All tumours were evaluated for p16-overexpression, and considered positive if expression was above 70% in both cytoplasm and nucleus . Furthermore, all tumours were examined for HPV-DNA by polymerase chain reaction [3, 4, 19]. Tumours with a double positivity for HPV-DNA and p16 were defined as HPV-positive. All other combinations of HPV-DNA- and p16-status were defined as HPV-negative.
Date of diagnosis was registered as the date of diagnostic verification based on biopsy specimens. Cases alive at last follow-up date were censored. Overall survival (OS) was calculated as time from date of diagnosis until death from any cause or censoring. Progression free survival (PFS) was calculated as time from date of diagnosis until progression, death from any cause, or censoring.
We included data on gender, age at diagnosis, smoking status (non-smoker vs smoker (current or former)), pack-years at diagnosis, TNM-stage, and ECOG performance score. All cases were restaged to the 8th edition of UICC/AJCC staging. N2a, N2b and N2c were merged to N2. This information was retrospectively obtained by evaluating the medical charts of the cases.

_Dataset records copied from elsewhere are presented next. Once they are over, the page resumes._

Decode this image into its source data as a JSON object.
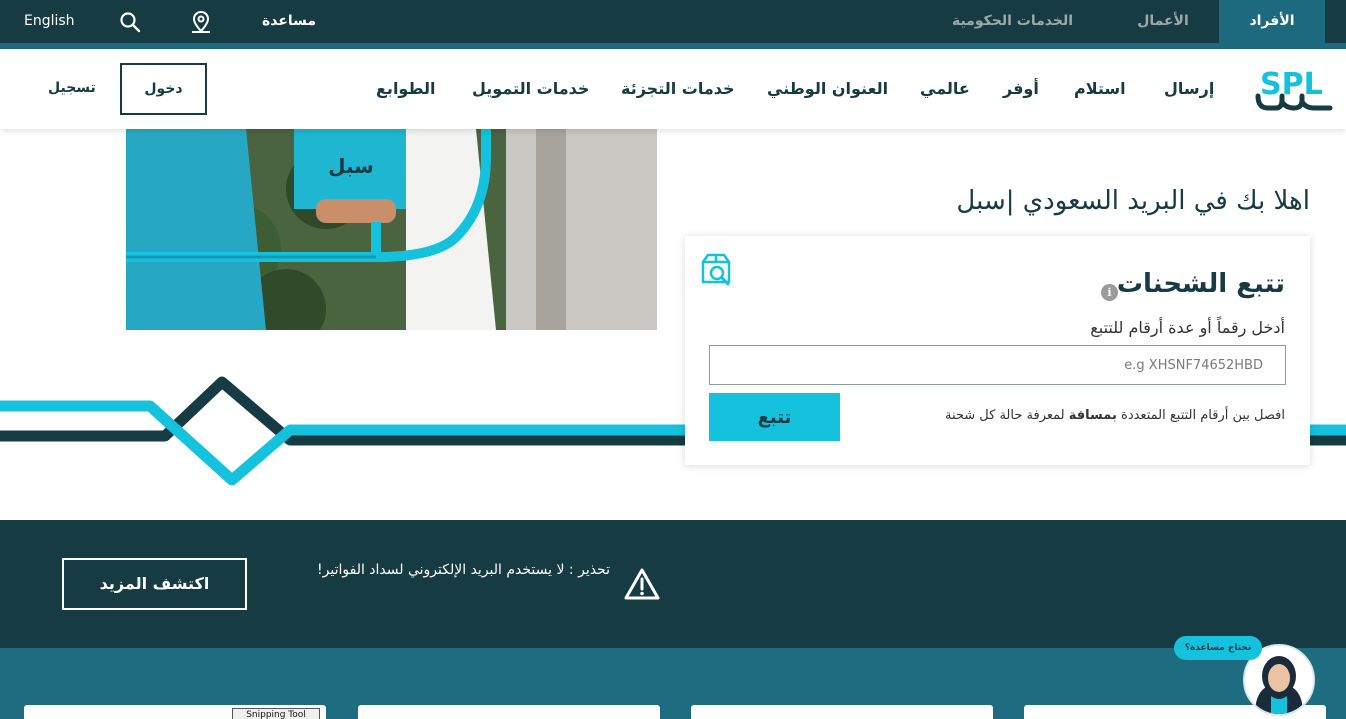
{
  "topbar": {
    "tabs": [
      {
        "label": "الأفراد",
        "active": true
      },
      {
        "label": "الأعمال",
        "active": false
      },
      {
        "label": "الخدمات الحكومية",
        "active": false
      }
    ],
    "help_label": "مساعدة",
    "language_label": "English"
  },
  "nav": {
    "logo_text": "SPL",
    "items": [
      "إرسال",
      "استلام",
      "أوفر",
      "عالمي",
      "العنوان الوطني",
      "خدمات التجزئة",
      "خدمات التمويل",
      "الطوابع"
    ],
    "login_label": "دخول",
    "register_label": "تسجيل"
  },
  "hero": {
    "welcome": "اهلا بك في البريد السعودي |سبل",
    "box_text": "سبل"
  },
  "tracking": {
    "title": "تتبع الشحنات",
    "subtitle": "أدخل رقماً أو عدة أرقام للتتبع",
    "placeholder": "e.g XHSNF74652HBD",
    "button_label": "تتبع",
    "hint_pre": "افصل بين أرقام التتبع المتعددة ",
    "hint_bold": "بمسافة",
    "hint_post": " لمعرفة حالة كل شحنة",
    "info_glyph": "i"
  },
  "warning": {
    "text": "تحذير : لا يستخدم البريد الإلكتروني لسداد الفواتير!",
    "button_label": "اكتشف المزيد"
  },
  "snipping_label": "Snipping Tool",
  "chat": {
    "bubble": "تحتاج مساعدة؟"
  },
  "colors": {
    "dark_teal": "#163b42",
    "mid_teal": "#1d6a7e",
    "cyan": "#14c2dd"
  }
}
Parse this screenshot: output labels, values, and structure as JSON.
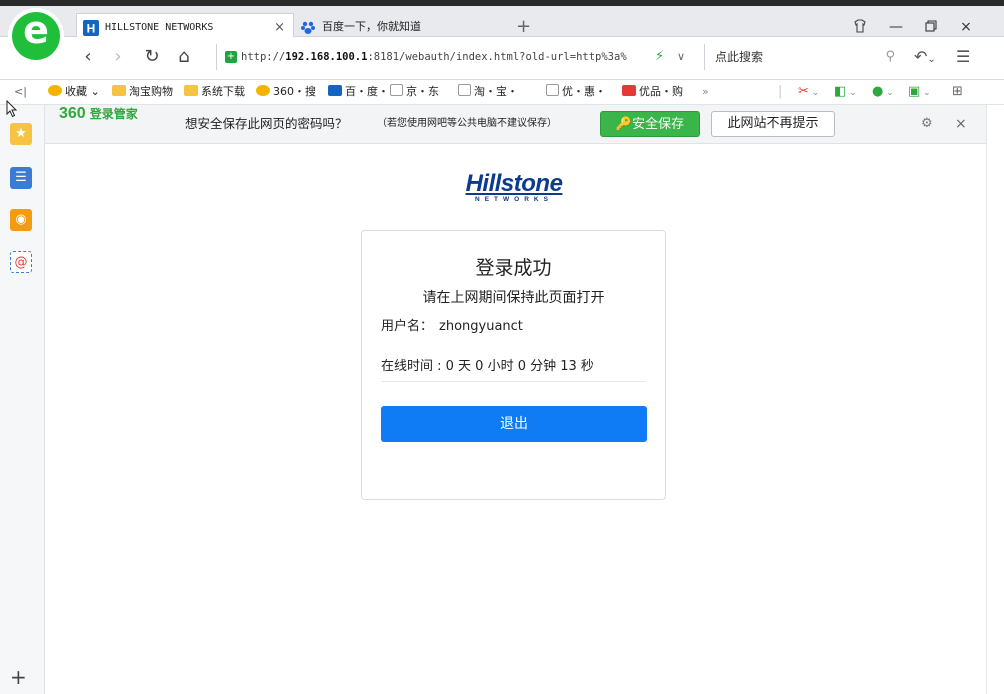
{
  "tabs": [
    {
      "title": "HILLSTONE NETWORKS",
      "close": "×",
      "favicon": "hillstone-favicon"
    },
    {
      "title": "百度一下，你就知道",
      "favicon": "baidu-favicon"
    }
  ],
  "new_tab": "+",
  "window_controls": {
    "skin": "♡",
    "minimize": "—",
    "maximize": "▫",
    "close": "×"
  },
  "nav": {
    "back": "‹",
    "forward": "›",
    "refresh": "↻",
    "home": "⌂",
    "url_prefix": "http://",
    "url_host": "192.168.100.1",
    "url_rest": ":8181/webauth/index.html?old-url=http%3a%",
    "search_placeholder": "点此搜索"
  },
  "bookmarks": [
    {
      "label": "收藏",
      "color": "#f2b400"
    },
    {
      "label": "淘宝购物",
      "color": "#f6c343"
    },
    {
      "label": "系统下载",
      "color": "#f6c343"
    },
    {
      "label": "360・搜",
      "color": "#f2b400"
    },
    {
      "label": "百・度・",
      "color": "#1565c0"
    },
    {
      "label": "京・东",
      "color": "#dddddd"
    },
    {
      "label": "淘・宝・",
      "color": "#dddddd"
    },
    {
      "label": "优・惠・",
      "color": "#dddddd"
    },
    {
      "label": "优品・购",
      "color": "#e53935"
    }
  ],
  "bookmark_more": "»",
  "password_bar": {
    "brand": "360",
    "brand_sub": "登录管家",
    "question": "想安全保存此网页的密码吗？",
    "note": "（若您使用网吧等公共电脑不建议保存）",
    "save_label": "安全保存",
    "never_label": "此网站不再提示"
  },
  "content": {
    "brand_name": "Hillstone",
    "brand_sub": "NETWORKS",
    "title": "登录成功",
    "subtitle": "请在上网期间保持此页面打开",
    "username_label": "用户名：",
    "username": "zhongyuanct",
    "online_time": "在线时间 : 0 天 0 小时 0 分钟 13 秒",
    "logout_label": "退出"
  },
  "colors": {
    "accent_green": "#3ab54a",
    "logout_blue": "#0f7cf6",
    "brand_navy": "#0c3a8c"
  }
}
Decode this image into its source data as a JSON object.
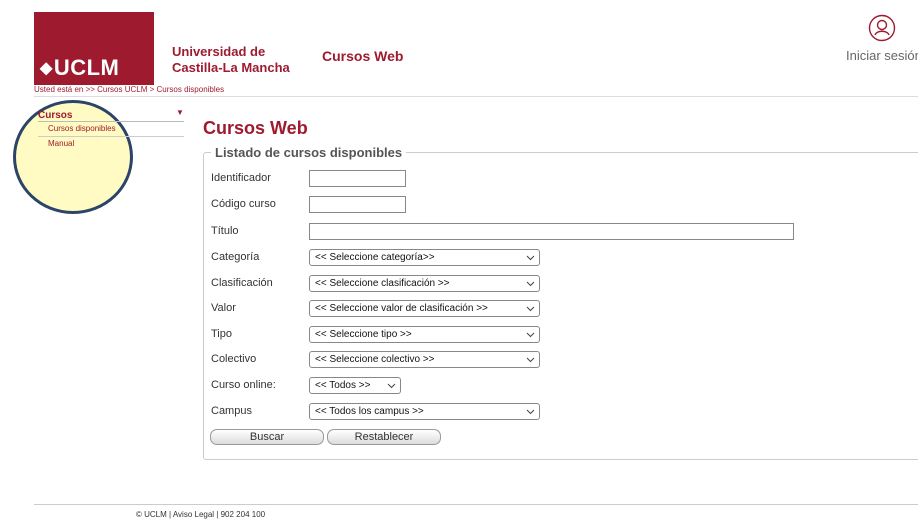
{
  "header": {
    "logo_text": "UCLM",
    "university_line1": "Universidad de",
    "university_line2": "Castilla-La Mancha",
    "app_title": "Cursos Web",
    "login_label": "Iniciar sesión",
    "brand_color": "#9e1b2f"
  },
  "breadcrumb": "Usted está en >> Cursos UCLM  > Cursos disponibles",
  "sidebar": {
    "title": "Cursos",
    "items": [
      {
        "label": "Cursos disponibles"
      },
      {
        "label": "Manual"
      }
    ]
  },
  "main": {
    "title": "Cursos Web",
    "legend": "Listado de cursos disponibles",
    "fields": {
      "identificador": {
        "label": "Identificador",
        "value": ""
      },
      "codigo": {
        "label": "Código curso",
        "value": ""
      },
      "titulo": {
        "label": "Título",
        "value": ""
      },
      "categoria": {
        "label": "Categoría",
        "selected": "<< Seleccione categoría>>"
      },
      "clasificacion": {
        "label": "Clasificación",
        "selected": "<< Seleccione clasificación >>"
      },
      "valor": {
        "label": "Valor",
        "selected": "<< Seleccione valor de clasificación >>"
      },
      "tipo": {
        "label": "Tipo",
        "selected": "<< Seleccione tipo >>"
      },
      "colectivo": {
        "label": "Colectivo",
        "selected": "<< Seleccione colectivo >>"
      },
      "online": {
        "label": "Curso online:",
        "selected": "<< Todos >>"
      },
      "campus": {
        "label": "Campus",
        "selected": "<< Todos los campus >>"
      }
    },
    "buttons": {
      "search": "Buscar",
      "reset": "Restablecer"
    }
  },
  "footer": "© UCLM | Aviso Legal | 902 204 100"
}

OS and PFS were illustrated by means of the Kaplan-Meier estimator stratified by 1) HPV/p16 status and 2) pack-years. Hazard ratios (HR) and 95% confidence intervals (CI) in relation to number of pack-years were estimated with Cox proportional hazard regression for OS and PFS, respectively. Pack-years were parameterized in two versions: 1) as a categorical variable (never-smoker, < = 20 pack-years, 21–30 pack-years, > 30 pack-years) and 2) as a continuous variable included in the model while also adjusting for ever-smoking. Non-linearity was tested using a restricted cubic spline. Separate effects for cases with HPV-pos. tumours. and cases with HPV-neg. tumours were estimated. The analyses were adjusted for age, sex, HPV-status, year of diagnosis, T-stage, N-stage, overall stage, performance score and cohort (Eastern DK vs. Giessen).
All analyses were based on complete cases and we applied a 5% significance level. R version 3.3.3 using packages rms and survival was used for all analyses .
CONFLICTS OF INTEREST
The authors declare no conflicts of interest.